# Nova Comet II lathe?



## KYTURKEY (Sep 3, 2016)

Does anyone have any experience with this lathe? Is it a good lathe? Looking at getting a lathe, Home Depot has them for $514 with a G3 chuck. Any insight is appreciated. 

Thanks,
Patrick


----------



## woodtickgreg (Sep 3, 2016)

I looked at it when I was in the market for a midi/mini lathe. I thought that it was a little cheaply built, look at the rikon 70-220 midi lathe, much beefier and has a five year warranty. Then purchase a super nova chuck. you won't be sorry on either. I am all for saving money but sometimes you have to step up a little.
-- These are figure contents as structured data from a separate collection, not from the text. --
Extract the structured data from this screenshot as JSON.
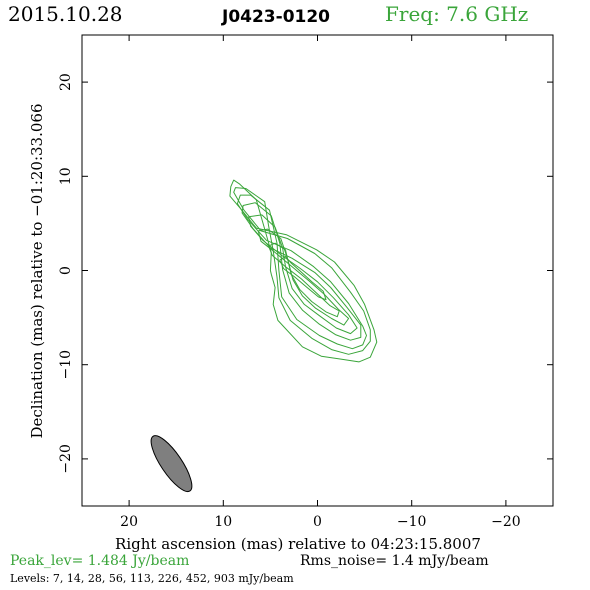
{
  "header": {
    "date": "2015.10.28",
    "source": "J0423-0120",
    "freq": "Freq: 7.6 GHz"
  },
  "footer": {
    "peak": "Peak_lev=  1.484 Jy/beam",
    "rms": "Rms_noise=  1.4 mJy/beam",
    "levels": "Levels:   7,  14,  28,  56, 113, 226, 452, 903 mJy/beam"
  },
  "colors": {
    "contour": "#3aa53a",
    "beam": "#7f7f7f",
    "peak_text": "#3aa53a",
    "freq_text": "#3aa53a"
  },
  "chart_data": {
    "type": "contour",
    "xlabel": "Right ascension (mas) relative to 04:23:15.8007",
    "ylabel": "Declination (mas) relative to −01:20:33.066",
    "xlim": [
      25,
      -25
    ],
    "ylim": [
      -25,
      25
    ],
    "xticks": [
      20,
      10,
      0,
      -10,
      -20
    ],
    "yticks": [
      20,
      10,
      0,
      -10,
      -20
    ],
    "xtick_labels": [
      "20",
      "10",
      "0",
      "−10",
      "−20"
    ],
    "ytick_labels": [
      "20",
      "10",
      "0",
      "−10",
      "−20"
    ],
    "contour_levels_mJy": [
      7,
      14,
      28,
      56,
      113,
      226,
      452,
      903
    ],
    "contours": [
      {
        "level": 7,
        "points": [
          [
            6.5,
            7.5
          ],
          [
            8.3,
            9.2
          ],
          [
            8.9,
            9.6
          ],
          [
            9.2,
            8.9
          ],
          [
            9.3,
            7.9
          ],
          [
            8.2,
            6.6
          ],
          [
            6.5,
            4.5
          ],
          [
            3.3,
            3.8
          ],
          [
            0.1,
            2.2
          ],
          [
            -1.8,
            0.9
          ],
          [
            -3.9,
            -1.6
          ],
          [
            -5,
            -3.6
          ],
          [
            -6,
            -6.3
          ],
          [
            -6.3,
            -7.6
          ],
          [
            -5.6,
            -9.2
          ],
          [
            -4.4,
            -9.7
          ],
          [
            -2.4,
            -9.4
          ],
          [
            -0.4,
            -9.1
          ],
          [
            1.6,
            -8.1
          ],
          [
            4.2,
            -5.3
          ],
          [
            4.7,
            -3.6
          ],
          [
            4.5,
            -1.8
          ],
          [
            4.9,
            -0.4
          ],
          [
            5,
            0
          ],
          [
            4.9,
            1.9
          ],
          [
            5.6,
            4.4
          ],
          [
            6.5,
            7.5
          ]
        ]
      },
      {
        "level": 14,
        "points": [
          [
            5.6,
            7.3
          ],
          [
            7.6,
            8.7
          ],
          [
            8.7,
            8.8
          ],
          [
            8.9,
            8.3
          ],
          [
            7.8,
            6.4
          ],
          [
            6,
            4.2
          ],
          [
            3.2,
            3.4
          ],
          [
            0.3,
            1.8
          ],
          [
            -1.5,
            0.3
          ],
          [
            -3.5,
            -2.3
          ],
          [
            -4.9,
            -4.3
          ],
          [
            -5.6,
            -6.3
          ],
          [
            -5.6,
            -7.5
          ],
          [
            -4.8,
            -8.5
          ],
          [
            -3.3,
            -8.9
          ],
          [
            -1.5,
            -8.4
          ],
          [
            0.6,
            -7.2
          ],
          [
            2.9,
            -5.3
          ],
          [
            4.1,
            -2.9
          ],
          [
            4.3,
            -0.7
          ],
          [
            4.7,
            2.1
          ],
          [
            5.2,
            4.8
          ],
          [
            5.6,
            7.3
          ]
        ]
      },
      {
        "level": 28,
        "points": [
          [
            5.1,
            6.4
          ],
          [
            7.1,
            8
          ],
          [
            8.2,
            8
          ],
          [
            8.5,
            7.1
          ],
          [
            7.4,
            5.4
          ],
          [
            5.4,
            3.2
          ],
          [
            2.8,
            2.1
          ],
          [
            0.4,
            0.4
          ],
          [
            -1.4,
            -1.2
          ],
          [
            -3.3,
            -3.5
          ],
          [
            -4.8,
            -5.9
          ],
          [
            -5.2,
            -6.9
          ],
          [
            -4.8,
            -7.9
          ],
          [
            -3.7,
            -8.3
          ],
          [
            -2.1,
            -7.8
          ],
          [
            -0.2,
            -6.9
          ],
          [
            2.2,
            -5.2
          ],
          [
            3.8,
            -2.8
          ],
          [
            4.1,
            0
          ],
          [
            4.3,
            2.9
          ],
          [
            5.1,
            6.4
          ]
        ]
      },
      {
        "level": 56,
        "points": [
          [
            4.9,
            5.8
          ],
          [
            6.6,
            7.2
          ],
          [
            7.9,
            6.9
          ],
          [
            8,
            6.1
          ],
          [
            6.8,
            4.4
          ],
          [
            5,
            2.4
          ],
          [
            2.7,
            1.3
          ],
          [
            0.3,
            -0.2
          ],
          [
            -1.4,
            -1.8
          ],
          [
            -3.2,
            -4
          ],
          [
            -4.6,
            -5.8
          ],
          [
            -4.6,
            -7.1
          ],
          [
            -3.5,
            -7.4
          ],
          [
            -1.9,
            -6.8
          ],
          [
            -0.2,
            -5.7
          ],
          [
            1.6,
            -4.2
          ],
          [
            3,
            -2.4
          ],
          [
            3.7,
            0.1
          ],
          [
            4,
            2.9
          ],
          [
            4.9,
            5.8
          ]
        ]
      },
      {
        "level": 113,
        "points": [
          [
            4.5,
            4.6
          ],
          [
            5.9,
            5.9
          ],
          [
            7.3,
            5.7
          ],
          [
            7.1,
            4.7
          ],
          [
            5.8,
            3.2
          ],
          [
            3.8,
            1.6
          ],
          [
            1.8,
            0.2
          ],
          [
            0,
            -1.2
          ],
          [
            -1.7,
            -2.9
          ],
          [
            -3.3,
            -4.7
          ],
          [
            -4.2,
            -6.1
          ],
          [
            -3.5,
            -6.7
          ],
          [
            -2,
            -6.1
          ],
          [
            -0.2,
            -4.8
          ],
          [
            1.4,
            -3.6
          ],
          [
            2.7,
            -1.9
          ],
          [
            3.4,
            0.4
          ],
          [
            3.7,
            2.4
          ],
          [
            4.5,
            4.6
          ]
        ]
      },
      {
        "level": 226,
        "points": [
          [
            3.9,
            3.4
          ],
          [
            5.3,
            4.4
          ],
          [
            6.3,
            4.2
          ],
          [
            6,
            3.1
          ],
          [
            4.6,
            2
          ],
          [
            2.7,
            0.4
          ],
          [
            0.9,
            -1.1
          ],
          [
            -0.7,
            -2.5
          ],
          [
            -2.2,
            -4.1
          ],
          [
            -3.3,
            -5.1
          ],
          [
            -2.8,
            -5.8
          ],
          [
            -1.5,
            -5.1
          ],
          [
            0.2,
            -4
          ],
          [
            1.6,
            -2.7
          ],
          [
            2.6,
            -1
          ],
          [
            3.2,
            1.3
          ],
          [
            3.9,
            3.4
          ]
        ]
      },
      {
        "level": 452,
        "points": [
          [
            3.4,
            2.2
          ],
          [
            4.5,
            2.9
          ],
          [
            5.2,
            2.6
          ],
          [
            4.8,
            1.6
          ],
          [
            3.4,
            0.4
          ],
          [
            1.7,
            -0.9
          ],
          [
            0.1,
            -2.4
          ],
          [
            -1.3,
            -3.7
          ],
          [
            -2.3,
            -4.3
          ],
          [
            -2.1,
            -4.9
          ],
          [
            -0.9,
            -4.4
          ],
          [
            0.6,
            -3.3
          ],
          [
            1.9,
            -2
          ],
          [
            2.8,
            -0.4
          ],
          [
            3.4,
            2.2
          ]
        ]
      },
      {
        "level": 903,
        "points": [
          [
            2.8,
            0.8
          ],
          [
            3.4,
            1.5
          ],
          [
            4,
            1.1
          ],
          [
            3.6,
            0.2
          ],
          [
            2.4,
            -0.7
          ],
          [
            1.1,
            -1.8
          ],
          [
            -0.1,
            -2.8
          ],
          [
            -0.9,
            -3.1
          ],
          [
            -0.6,
            -2.2
          ],
          [
            0.6,
            -1.2
          ],
          [
            1.8,
            -0.1
          ],
          [
            2.8,
            0.8
          ]
        ]
      }
    ],
    "beam": {
      "center": [
        15.5,
        -20.5
      ],
      "major_mas": 7,
      "minor_mas": 2.2,
      "pa_deg": -34
    }
  }
}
Reactions: Like 1 | Agree 1


----------



## Schroedc (Sep 3, 2016)

I've looked at the Comet II, Lighter duty than I'm comfortable with but then I turn 4-5,000 items a year. I would recommend saving up and going with either the Rikon or the Jet 1221vs. I'll be doing a review of one of those two lathes in the next couple days as my Delta 46-460 just $hit the bed again. I just need to make up my mind on which one.

Reactions: Agree 1


----------



## ripjack13 (Sep 3, 2016)

I'd have to say the customer service at Rikon is outstanding as well. I have called em up and had great help with my bearings. Sent em right out and got em in a few days. Not to mention they will walk you through the repair process if needed....

Reactions: Agree 1


----------



## Tclem (Sep 3, 2016)

@David813 what do you have


----------



## Spinartist (Sep 3, 2016)

I also recommend the Jet or Rikon. I have a 10" Jet & 12" Rikon. Stronger motors & built better.
I've used the Comet and its lighter duty than the others.

Reactions: Informative 1


----------